La Chronique Agora

Pas d’inflation mais de la viande sans viande

▪ Bon je dois vous l’avouer : je suis un homme normal, enfin presque (selon ma femme). Hier mon épouse me confie une tâche matérielle essentielle — assurer le ravitaillement de notre petite maisonnée. C’est une mission essentielle pour éviter toute révolution populaire de la gamelle vide. Impossible de me défausser comme Marie-Antoinette en disant que s’il n’y a plus de pain, que les enfants mangent de la brioche. Ma femme m’a en effet précisé qu’il n’y avait plus de brioche non plus…

Bref, obligé d’aller en urgence au Fauprix du coin. Là, je tombe exactement sur ce qu’il nous faut. Un sachet de trois steaks de la marque « Chacal » (il paraît qu’on n’a pas le droit de citer le nom des marques…).

L’offre me semble alléchante dans tous les sens du terme. Trois beaux steaks frais pour trois euros, soit un euro le steak, avec une boîte de haricots jaunes (j’adore les haricots jaunes, c’est comme ça) payée quand même 1,34 euro. Un pack de huit yaourts (1,42 euro), un concombre à 90 centimes pour l’entrée avec une baguette à 95 centimes. J’arrive au total de 7,61 euros… Cela me semble convenable par les temps qui courent pour un repas pour quatre.

A la caisse, le type me regarde l’air mauvais (il n’a pas été encore remplacé par une caisse automatique). Non Monsieur, la carte bleue c’est à partir de 10 euros ! D’accord, d’accord, pas de problème, on va prendre les raccourcis. Passez deux fois les steaks je vais aller chercher un autre pack à trois euros, ils sont en promo, trois steaks avec mes monstres à la maison ça se mangera bien dans la semaine, et puis sur la photo du paquet ils ont l’air sacrément appétissants (c’est important pour la suite). 7,61 + encore 3 euros = 10,61 euros, et hop on peut utiliser la carte bleue.

J’arrive fier comme celui qui rentre du combat le devoir accompli. Aucune compassion dans le regard de ma femme après cet exploit.

Les steaks cuisent, les haricots chauffent, la faim nous tenaille.
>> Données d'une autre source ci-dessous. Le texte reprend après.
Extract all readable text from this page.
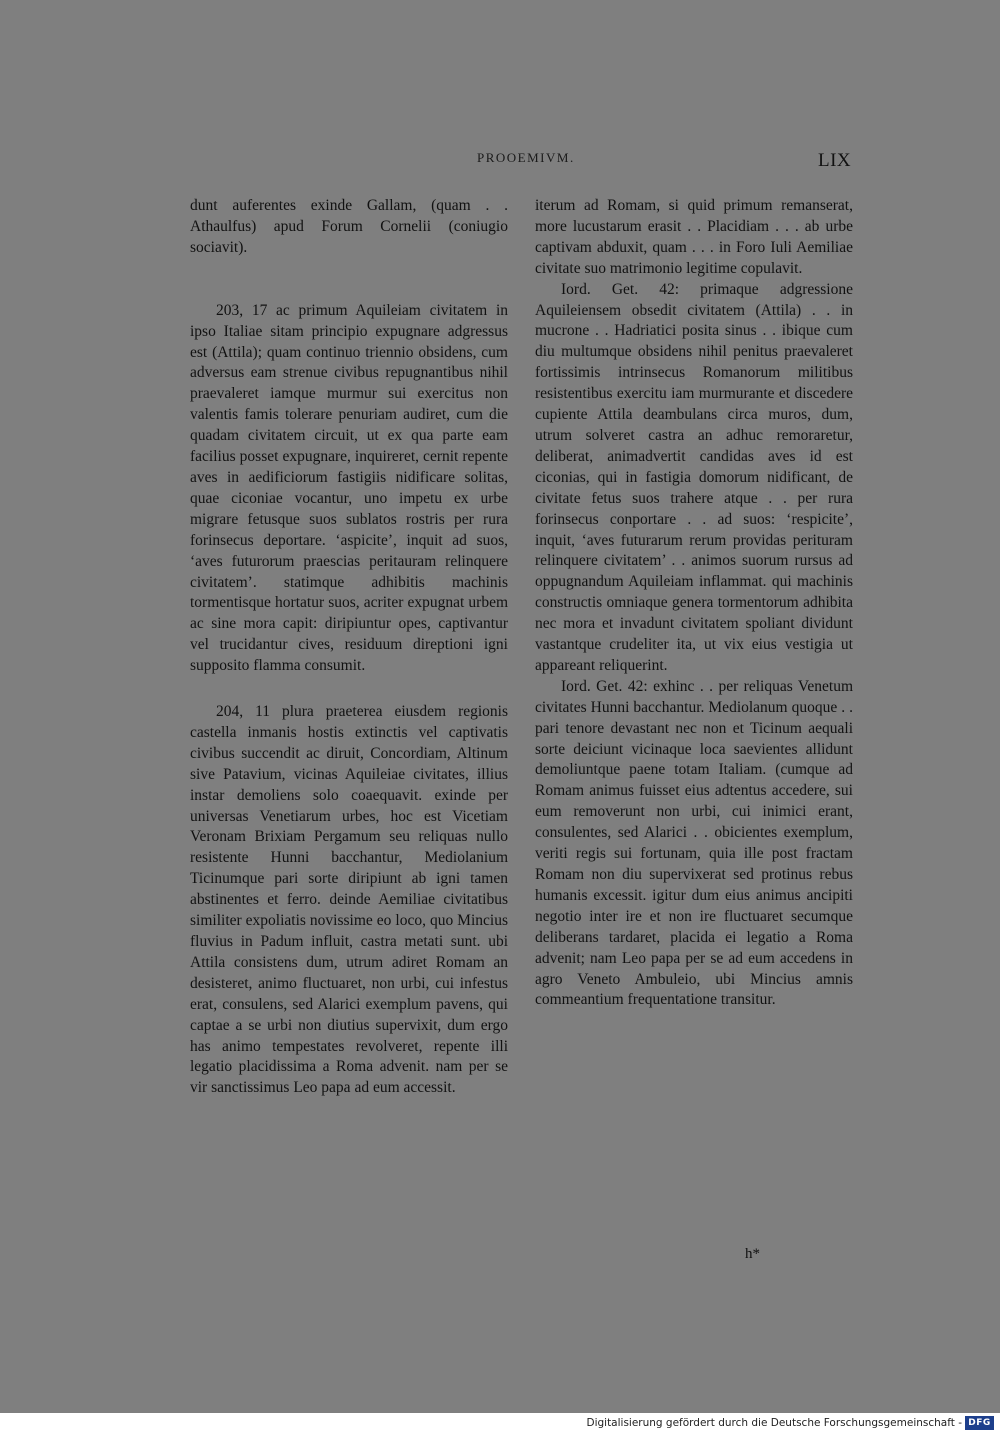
PROOEMIVM.	LIX

dunt auferentes exinde Gallam, (quam . . Athaulfus) apud Forum Cornelii (coniugio sociavit).

203, 17 ac primum Aquileiam civitatem in ipso Italiae sitam principio expugnare adgressus est (Attila); quam continuo triennio obsidens, cum adversus eam strenue civibus repugnantibus nihil praevaleret iamque murmur sui exercitus non valentis famis tolerare penuriam audiret, cum die quadam civitatem circuit, ut ex qua parte eam facilius posset expugnare, inquireret, cernit repente aves in aedificiorum fastigiis nidificare solitas, quae ciconiae vocantur, uno impetu ex urbe migrare fetusque suos sublatos rostris per rura forinsecus deportare. ‘aspicite’, inquit ad suos, ‘aves futurorum praescias peritauram relinquere civitatem’. statimque adhibitis machinis tormentisque hortatur suos, acriter expugnat urbem ac sine mora capit: diripiuntur opes, captivantur vel trucidantur cives, residuum direptioni igni supposito flamma consumit.

204, 11 plura praeterea eiusdem regionis castella inmanis hostis extinctis vel captivatis civibus succendit ac diruit, Concordiam, Altinum sive Patavium, vicinas Aquileiae civitates, illius instar demoliens solo coaequavit. exinde per universas Venetiarum urbes, hoc est Vicetiam Veronam Brixiam Pergamum seu reliquas nullo resistente Hunni bacchantur, Mediolanium Ticinumque pari sorte diripiunt ab igni tamen abstinentes et ferro. deinde Aemiliae civitatibus similiter expoliatis novissime eo loco, quo Mincius fluvius in Padum influit, castra metati sunt. ubi Attila consistens dum, utrum adiret Romam an desisteret, animo fluctuaret, non urbi, cui infestus erat, consulens, sed Alarici exemplum pavens, qui captae a se urbi non diutius supervixit, dum ergo has animo tempestates revolveret, repente illi legatio placidissima a Roma advenit. nam per se vir sanctissimus Leo papa ad eum accessit.

iterum ad Romam, si quid primum remanserat, more lucustarum erasit . . Placidiam . . . ab urbe captivam abduxit, quam . . . in Foro Iuli Aemiliae civitate suo matrimonio legitime copulavit.

Iord. Get. 42: primaque adgressione Aquileiensem obsedit civitatem (Attila) . . in mucrone . . Hadriatici posita sinus . . ibique cum diu multumque obsidens nihil penitus praevaleret fortissimis intrinsecus Romanorum militibus resistentibus exercitu iam murmurante et discedere cupiente Attila deambulans circa muros, dum, utrum solveret castra an adhuc remoraretur, deliberat, animadvertit candidas aves id est ciconias, qui in fastigia domorum nidificant, de civitate fetus suos trahere atque . . per rura forinsecus conportare . . ad suos: ‘respicite’, inquit, ‘aves futurarum rerum providas perituram relinquere civitatem’ . . animos suorum rursus ad oppugnandum Aquileiam inflammat. qui machinis constructis omniaque genera tormentorum adhibita nec mora et invadunt civitatem spoliant dividunt vastantque crudeliter ita, ut vix eius vestigia ut appareant reliquerint.

Iord. Get. 42: exhinc . . per reliquas Venetum civitates Hunni bacchantur. Mediolanum quoque . . pari tenore devastant nec non et Ticinum aequali sorte deiciunt vicinaque loca saevientes allidunt demoliuntque paene totam Italiam. (cumque ad Romam animus fuisset eius adtentus accedere, sui eum removerunt non urbi, cui inimici erant, consulentes, sed Alarici . . obicientes exemplum, veriti regis sui fortunam, quia ille post fractam Romam non diu supervixerat sed protinus rebus humanis excessit. igitur dum eius animus ancipiti negotio inter ire et non ire fluctuaret secumque deliberans tardaret, placida ei legatio a Roma advenit; nam Leo papa per se ad eum accedens in agro Veneto Ambuleio, ubi Mincius amnis commeantium frequentatione transitur.

h*

Digitalisierung gefördert durch die Deutsche Forschungsgemeinschaft - DFG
Nous passons à table. Nous dévorons nos steaks, enfin dévorer est un bien grand mot. Nous mangeons une première bouchée. Tout le monde se regarde. Goût étrange. Mon fils de quatre ans déclare. « Papa, la viande elle est pas bonne ». Ma femme confirme. » Tu es sûr qu’elle n’est pas périmée ta viande ? »

L’angoisse monte. J’ai échoué. Je vais rendre ma famille malade. Je suis déjà prêt à composer le 15 pour intoxication alimentaire. Je tente de trouver une solution. Je vais vérifier le paquet. Direction la cuisine. Et là, je découvre le pot aux roses ou le poteau rose, comme vous voulez.

La date est bonne — mais en petits caractères il est écrit : « préparation culinaire à base de 80% de viande », le reste étant une liste à la Prévert (que je vous épargne) de produits chimiques associés, forcément bons pour la croissance de mes enfants.

On nous vend donc maintenant de la viande sans viande, ou en tout cas avec 20% de viande en moins. Franchement ce n’est pas bon ; enfin, non, ce n’est pas mauvais, mais on ne mange plus vraiment de la viande.

Les entreprises augmentent leurs marges avec des prix affichés séduisants. La loi est respectée. J’inspecte attentivement le paquet. Il y a ces belles photos de steaks… mais jamais il n’y a le mot steak sur le paquet. On vous donne bien la composition (en tout petit au dos). Mais on vous induit en erreur. On croit acheter un steak.

Le pire dans tout cela, c’est que nous avons un deuxième paquet à manger… Je crois qu’il va finir en pâtes bolognaise. La sauce tomate masquera le goût.

Enfin, puisqu’on vous dit qu’il n’y a pas d’inflation…. Et plus de viande non plus, rajoute ma femme avec son esprit chagrin habituel.